Leaf chewers and arthropod predators represent a large proportion of the diet of the bird species that we detected at Coweeta, and lepidoptera larvae are widely considered to be the energetic currency upon which insectivorous songbirds rely for breeding (Greenberg 1995). However, protection from bird predation did not increase densities of these guilds. One possible explanation is that leaf chewer and arthropod predator densities, which were 10 times lower than those of phloem feeders, were too low in our study system for a top-down effect to be measurable.

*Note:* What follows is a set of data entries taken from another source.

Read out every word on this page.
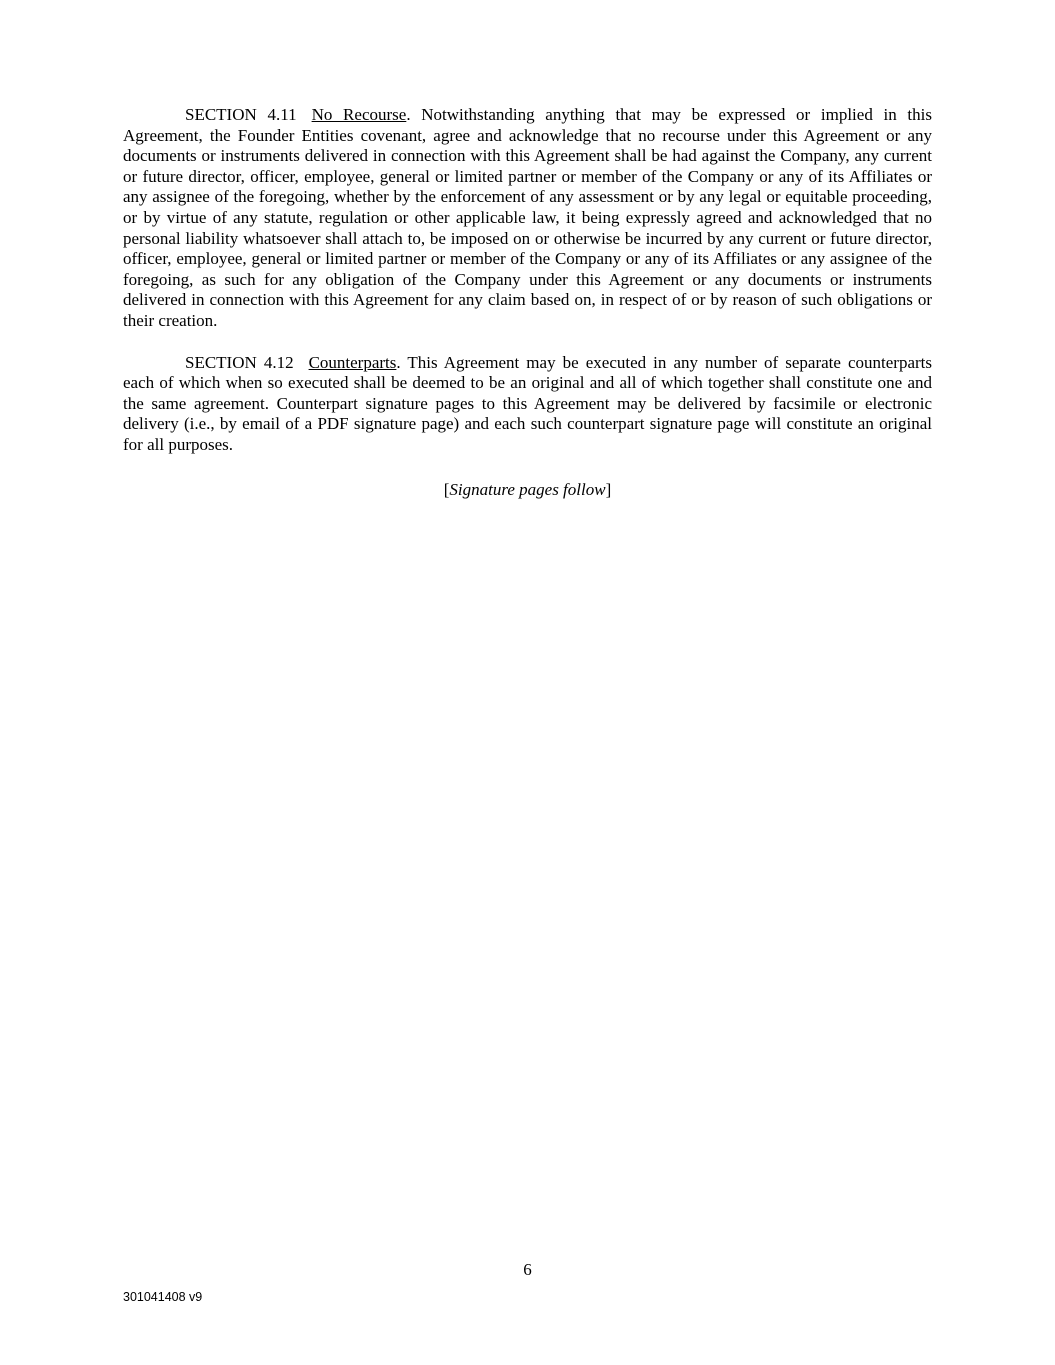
SECTION 4.11 No Recourse. Notwithstanding anything that may be expressed or implied in this Agreement, the Founder Entities covenant, agree and acknowledge that no recourse under this Agreement or any documents or instruments delivered in connection with this Agreement shall be had against the Company, any current or future director, officer, employee, general or limited partner or member of the Company or any of its Affiliates or any assignee of the foregoing, whether by the enforcement of any assessment or by any legal or equitable proceeding, or by virtue of any statute, regulation or other applicable law, it being expressly agreed and acknowledged that no personal liability whatsoever shall attach to, be imposed on or otherwise be incurred by any current or future director, officer, employee, general or limited partner or member of the Company or any of its Affiliates or any assignee of the foregoing, as such for any obligation of the Company under this Agreement or any documents or instruments delivered in connection with this Agreement for any claim based on, in respect of or by reason of such obligations or their creation.

SECTION 4.12 Counterparts. This Agreement may be executed in any number of separate counterparts each of which when so executed shall be deemed to be an original and all of which together shall constitute one and the same agreement. Counterpart signature pages to this Agreement may be delivered by facsimile or electronic delivery (i.e., by email of a PDF signature page) and each such counterpart signature page will constitute an original for all purposes.

[Signature pages follow]

6
301041408 v9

Another possible explanation is that bird predation imposes both negative direct and positive indirect effects on some arthropod guilds via intraguild predation (Hunter 2009; Polis and Strong 1996). Birds commonly prey upon spiders and feed spiders to fledgling young (Gunnarsson 2007). When predators prey upon both herbivores and other predators, the reticulate food web of direct and indirect interactions may cause net predator effects to weaken before herbivore abundance and plant biomass are affected (Polis and Strong 1996). However, a recent meta-analysis examining interactions among predators found that, contrary to predictions, intraguild predation by birds may not weaken trophic cascades, and in systems where birds act as strong intraguild predators, they also strongly impact herbivorous arthropods (Mooney et al. 2010). In 2006, we did observe some weak positive effects of bird exclosure on arthropod predator densities at two sites (Fig. 3), illustrating at least the potential for intraguild predation in our system.

Trophic cascades

Given that we did not find any effects of bird predation on leaf chewing insects, it is not surprising that we found no evidence for a trophic cascade measured either in terms of leaf damage or sapling growth. Although we measured relatively high levels of damage, this did not correlate with leaf chewer density. Rather, the sham cages indicated that much of the measured leaf damage was most likely caused by physical abiotic stressors such as branches that would fall and rip or tear off leaf pieces. The amount of damage imparted by falling debris was quite large, as indicated by the difference between sham and control trees. In fact, piles of branches and leaves were frequently found, and removed, from the exclosure tops after summer rainstorms (C.B.Z., personal observation). These observations and results suggest that field estimates of leaf damage in some forest systems may include unrecognized variation introduced by falling debris. We also note that the nearly threefold increase in phloem-feeder density that occurred in bird exclosures was insufficient to influence tree growth over the time period studied here. We tentatively suggest that the occurrence of trophic cascades may demand higher average herbivore production than we observed in our study system.

Conclusions

At our site in the southern Appalachians, foliar nitrogen levels increased with elevation. However, neither insect–herbivore densities nor bird densities followed this pattern. Bird predation reduced phloem feeder densities, but did not consistently affect other arthropod guilds and we found no evidence for an interaction between top-down and bottom-up forces influencing insect herbivore densities. For all arthropod guilds, within-site variation in density was much greater than among site variation. While we made comparisons among sites in space, we did not investigate issues of spatial scale per se. As in previous studies (Forkner and Hunter 2000; Lichtenberg and Lichtenberg 2002; Marquis and Whelan 1994; Van Bael and Brawn 2005), we used individual trees as units of observation and bird exclusion. Future research should consider explicitly how the relative strengths of bird predation and plant quality vary among spatial scales, from individual trees within sites to the stand level and beyond. Scaling up may provide an improvement in explanatory power that is currently lacking in our understanding of arthropod community structure on forest trees.